With this steady shift comes a substantial change in success factors and dependencies. One priority is selecting suppliers that do not create major reputational risks (British Airways is a good recent example of that problem), regulatory exposures or uncontrolled costs, including switching costs. Another is ensuring reliability, ease of use, adaptability and supporting innovation.

These are hard factors to balance – and they depend on sound commercial judgments and effective selection, negotiation, contracting and relationship management. But in addition to these issues affecting the overall technology platform, it is important to recognise that core business capabilities increasingly depend on the underlying technology platform.
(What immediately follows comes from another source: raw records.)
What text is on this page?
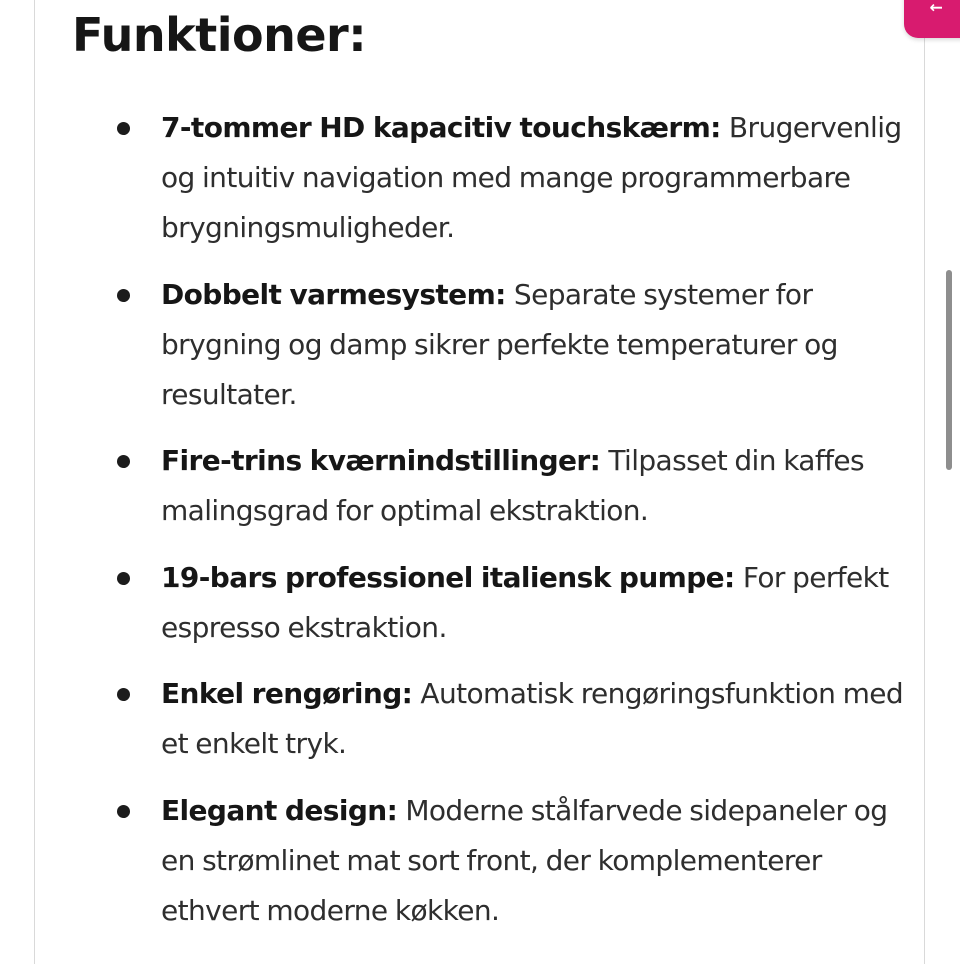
↑
Funktioner:
7-tommer HD kapacitiv touchskærm: Brugervenlig og intuitiv navigation med mange programmerbare brygningsmuligheder.
Dobbelt varmesystem: Separate systemer for brygning og damp sikrer perfekte temperaturer og resultater.
Fire-trins kværnindstillinger: Tilpasset din kaffes malingsgrad for optimal ekstraktion.
19-bars professionel italiensk pumpe: For perfekt espresso ekstraktion.
Enkel rengøring: Automatisk rengøringsfunktion med et enkelt tryk.
Elegant design: Moderne stålfarvede sidepaneler og en strømlinet mat sort front, der komplementerer ethvert moderne køkken.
Digitization, for example, is understood to be a key market differentiator, enabling linkage and dynamic information flows across entire supply networks, facilitating relationships, executing smart contracts, overseeing compliance and performance.

So has contract and commercial management at last found a natural home – an executive whose success and future depends on the quality of these functions? It certainly seems possible. Indeed, we are seeing a growing number of CIOs who appreciate that poor contracting undermines not only their personal position, but is a broader constraint on business agility. Hence they are starting to promote or lead ‘hackathons’ to reengineer contracting practices and processes.

And even if that shift of role does not happen, it is surely time that commercial teams build strong connections to the CIO, helping him or her to understand the extent of their reliance on strong contract and commercial support. Perhaps with that understanding will come a new level of prioritization for investment in contract management technology.